Ist das Abreißen eines Helmes versuchter Mord? Einem Polizeibeamten wurde beim Einsatz in der Silvesternacht in Leipzig-Connewitz der Helm vom Kopf gerissen, dem Mann musste unter örtlicher Betäubung das Ohr operiert werden. Im Polizeibericht stand »Notoperation« und »versuchter Mord« (jW, 4./5.1.20). Leipzigs Oberbürgermeister Jung (SPD) verurteilte den »heftigen kriminellen Gewaltausbruch«, Innenminister Seehofer wusste: »Diese Tat zeigt: Menschenverachtende Gewalt geht auch von Linksextremisten aus« (MAZ, 3.1.20).

 

Zum Vergleich: In Berlin wurden in der Silvesternacht 15 durch Böller schwer verletzte Menschen ins Krankenhaus eingeliefert.

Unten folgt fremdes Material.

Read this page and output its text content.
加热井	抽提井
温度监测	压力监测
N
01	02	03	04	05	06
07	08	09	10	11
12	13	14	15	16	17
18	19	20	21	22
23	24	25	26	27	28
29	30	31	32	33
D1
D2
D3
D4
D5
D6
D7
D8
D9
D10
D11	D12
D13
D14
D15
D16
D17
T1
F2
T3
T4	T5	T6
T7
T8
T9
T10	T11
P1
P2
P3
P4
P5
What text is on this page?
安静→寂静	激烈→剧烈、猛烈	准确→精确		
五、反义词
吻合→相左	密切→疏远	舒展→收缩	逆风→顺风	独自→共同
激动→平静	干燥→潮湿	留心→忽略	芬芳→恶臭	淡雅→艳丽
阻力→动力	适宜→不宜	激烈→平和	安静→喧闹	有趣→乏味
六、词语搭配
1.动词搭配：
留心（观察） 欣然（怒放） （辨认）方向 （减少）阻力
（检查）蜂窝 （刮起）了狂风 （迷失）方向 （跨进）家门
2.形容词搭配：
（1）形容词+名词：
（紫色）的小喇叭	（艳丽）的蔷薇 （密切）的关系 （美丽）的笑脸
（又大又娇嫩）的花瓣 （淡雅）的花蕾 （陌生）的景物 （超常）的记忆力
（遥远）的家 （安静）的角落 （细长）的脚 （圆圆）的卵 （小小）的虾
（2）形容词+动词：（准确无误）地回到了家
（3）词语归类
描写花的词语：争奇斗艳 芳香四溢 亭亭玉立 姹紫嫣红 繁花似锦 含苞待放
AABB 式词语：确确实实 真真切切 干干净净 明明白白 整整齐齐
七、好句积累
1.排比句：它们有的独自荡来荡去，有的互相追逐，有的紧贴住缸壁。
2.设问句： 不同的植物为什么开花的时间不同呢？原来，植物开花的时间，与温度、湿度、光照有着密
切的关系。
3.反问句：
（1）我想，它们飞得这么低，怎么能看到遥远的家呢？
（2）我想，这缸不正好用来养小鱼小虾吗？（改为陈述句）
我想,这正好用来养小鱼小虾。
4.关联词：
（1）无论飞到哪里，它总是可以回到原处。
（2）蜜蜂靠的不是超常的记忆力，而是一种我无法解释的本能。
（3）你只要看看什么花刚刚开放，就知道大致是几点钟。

Und 2018 erschossen Polizisten im Einsatz elf Menschen. Nichts ist das nicht …

 

Das NATO-Großmanöver »Defender 2020« wirft seine Schatten voraus, die US- und Bundeswehr-Generäle machen PR. Die Truppen wollen »gute Nachbarn« sein, da wo sie durchziehen. Sie haben auch aus schlechten Erfahrungen gelernt: Bei Lehnin wird es diesmal keinen Rastplatz geben, da gab es bei vergangenen Manövern zu viele Gegendemonstrationen. Das Manöver »richte sich nicht gegen ein einzelnes Land«, betonten die Generäle (MAZ, 15.1.20). Es geht nur an die Grenze eines Landes. Und das hat traumatische Erfahrungen mit Grenzverletzungen gemacht und feiert während des Manövers den 75. Jahrestag seines Sieges über die Invasoren. Nichts, was den Frieden stören könnte …

 

Die Fondsgesellschaft BlackRock will Kapital für Klimaschutz mobilisieren, und schwärmt auf der Homepage von einer »fundamentalen Umgestaltung der Finanzwelt« (https://www.blackrock.com/de). Am Rande des Weltwirtschaftsforums in Davos tat sich BlackRock mit Frankreich und Deutschland zu einer »Klima-Finanz-Partnerschaft« zusammen. Irgendwie kam mir die Meldung bekannt vor, und Google fand dann die Nachricht aus dem Jahr 2018: »Gemeinsam gegen den Klimawandel: BlackRock gründet einen Klimafonds, und die Regierungen (Frankreichs und Deutschlands) und Stiftungen (Ikea, Hewlett, Grantham) könnten eine Art Anschubfinanzierung für einen Klimainvestmentfonds leisten und dafür zunächst bis zu 100 Millionen Dollar mobilisieren, hieß es in Finanzkreisen. Institutionelle Investoren wie Pensionsfonds, Staatsfonds, Versicherungsunternehmen, Family Offices und weitere Stiftungen sollen hernach ein Vielfaches der Summe aufbringen.« (Handelsblatt, 26.9.18) Dabei sollen die Gelder durchaus nicht verloren sein. Die Renditeerwartung beträgt fünf bis sieben Prozent. Mehr als nichts!

 

Und was macht BlackRock mit seinen Anteilen zum Beispiel an RWE und e.on? Außer Briefe schreiben?

 

»Das Bewusstsein ändert sich rasant, und ich bin überzeugt, dass wir vor einer fundamentalen Umgestaltung der Finanzwelt stehen«, schreibt Lawrence Fink, Eigentümer von BlackRock in einem vierseitigen PR-Brief (https://www.blackrock.com/de/privatanleger/larry-fink-ceo-letter). Der neue Fonds soll sich schließlich rentieren! Und BlackRock will bei der Umgestaltung vorne dran sein.

 

»In Davos beraten jetzt 3000 Brandstifter, wie man gewinnbringend die Feuer löschen könnte«, formulierte Klaus Stuttmann in einer Karikatur (MAZ, 21.1.20).

 

Das ist nicht nichts, aber besser wäre es, wenn die Brände gar nicht erst entstünden!